A suspect during the Reign of Terror, he was twice arrested: the first time in September 1793, liberated after the intervention of Joseph Augustin Crassous ; the second time in June 1794 - threatened with the guillotine, he was saved by a relative of his who stole his record of prosecution, thus causing a delay long enough for Lebrun to be saved by the Thermidorian Reaction. In 1795, Lebrun was elected as a deputy to the French Directory's Council of Ancients and, although a supporter of the House of Bourbon, he voted against prosecutions of Jacobins, and showed himself in favour of national reconciliation.

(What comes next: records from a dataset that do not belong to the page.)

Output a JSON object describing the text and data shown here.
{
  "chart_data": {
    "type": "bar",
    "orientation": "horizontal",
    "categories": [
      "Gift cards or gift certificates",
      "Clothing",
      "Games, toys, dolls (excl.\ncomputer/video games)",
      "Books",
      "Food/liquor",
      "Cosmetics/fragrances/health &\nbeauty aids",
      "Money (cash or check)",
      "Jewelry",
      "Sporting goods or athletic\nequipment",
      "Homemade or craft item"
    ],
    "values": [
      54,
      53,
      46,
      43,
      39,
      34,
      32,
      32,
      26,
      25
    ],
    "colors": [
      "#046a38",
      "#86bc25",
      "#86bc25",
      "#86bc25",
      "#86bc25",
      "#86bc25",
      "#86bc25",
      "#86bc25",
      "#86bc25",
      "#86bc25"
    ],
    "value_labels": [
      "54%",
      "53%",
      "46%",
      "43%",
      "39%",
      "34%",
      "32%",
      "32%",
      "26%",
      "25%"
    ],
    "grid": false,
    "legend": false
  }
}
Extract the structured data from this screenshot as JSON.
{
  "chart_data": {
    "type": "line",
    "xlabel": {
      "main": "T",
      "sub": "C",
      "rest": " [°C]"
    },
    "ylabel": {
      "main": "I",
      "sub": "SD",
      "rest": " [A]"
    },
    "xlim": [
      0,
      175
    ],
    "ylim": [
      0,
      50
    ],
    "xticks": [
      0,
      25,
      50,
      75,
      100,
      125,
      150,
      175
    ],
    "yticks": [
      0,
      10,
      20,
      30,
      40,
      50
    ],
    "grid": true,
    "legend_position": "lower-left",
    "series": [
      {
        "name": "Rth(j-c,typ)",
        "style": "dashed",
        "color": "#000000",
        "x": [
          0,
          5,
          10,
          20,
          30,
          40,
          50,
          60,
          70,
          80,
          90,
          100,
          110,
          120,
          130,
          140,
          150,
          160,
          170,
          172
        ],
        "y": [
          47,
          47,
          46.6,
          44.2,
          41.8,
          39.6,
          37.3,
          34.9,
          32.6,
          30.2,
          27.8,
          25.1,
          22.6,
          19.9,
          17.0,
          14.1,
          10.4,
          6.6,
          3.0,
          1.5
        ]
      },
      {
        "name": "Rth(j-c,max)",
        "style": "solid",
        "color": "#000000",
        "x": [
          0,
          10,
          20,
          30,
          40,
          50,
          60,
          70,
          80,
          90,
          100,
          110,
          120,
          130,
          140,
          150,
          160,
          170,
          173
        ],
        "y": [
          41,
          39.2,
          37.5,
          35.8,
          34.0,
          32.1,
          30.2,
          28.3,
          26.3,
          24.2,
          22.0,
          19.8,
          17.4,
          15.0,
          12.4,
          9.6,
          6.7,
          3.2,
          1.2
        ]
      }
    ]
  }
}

Consulate, Empire, and Restoration
Lebrun was made Third Consul following Napoleon Bonaparte's 18 Brumaire coup in the Year VIII. In this capacity, he took an active part in Napoleon's reorganization of the national finances and in the administration of France's départements. He was made a member of the Académie des Inscriptions et Belles-Lettres in 1803, and in 1804, he was appointed Arch-Treasurer of the French Empire. From 1805 to 1806, he was governor-general of Liguria, during which time he completed its annexation by France. He opposed Napoleon's restoration of the noblesse and, in 1808, only reluctantly accepted the title of duc de Plaisance, a rare, nominal, but hereditary duché grand-fief, extinguished in 1926. From 1811 to 1813, he served as governor-general of a part of the annexed Netherlands, reorganizing its départements - Zuyderzée and Bouches-de-la-Meuse. He was assisted by Antoine de Celles and Goswin de Stassart. Although to a certain extent opposed to the autocracy of the Emperor, he was not in favor of his deposition, although he accepted the fait accompli of the Bourbon Restoration in April 1814. Louis XVIII made him a Peer of France, but during the subsequent Hundred Days, he accepted from Napoleon the post of grand maître de l'Université. As a consequence, he was suspended from the House of Peers when the Bourbons returned again in 1815, but was recalled in 1819. He died five years later in Sainte-Mesme.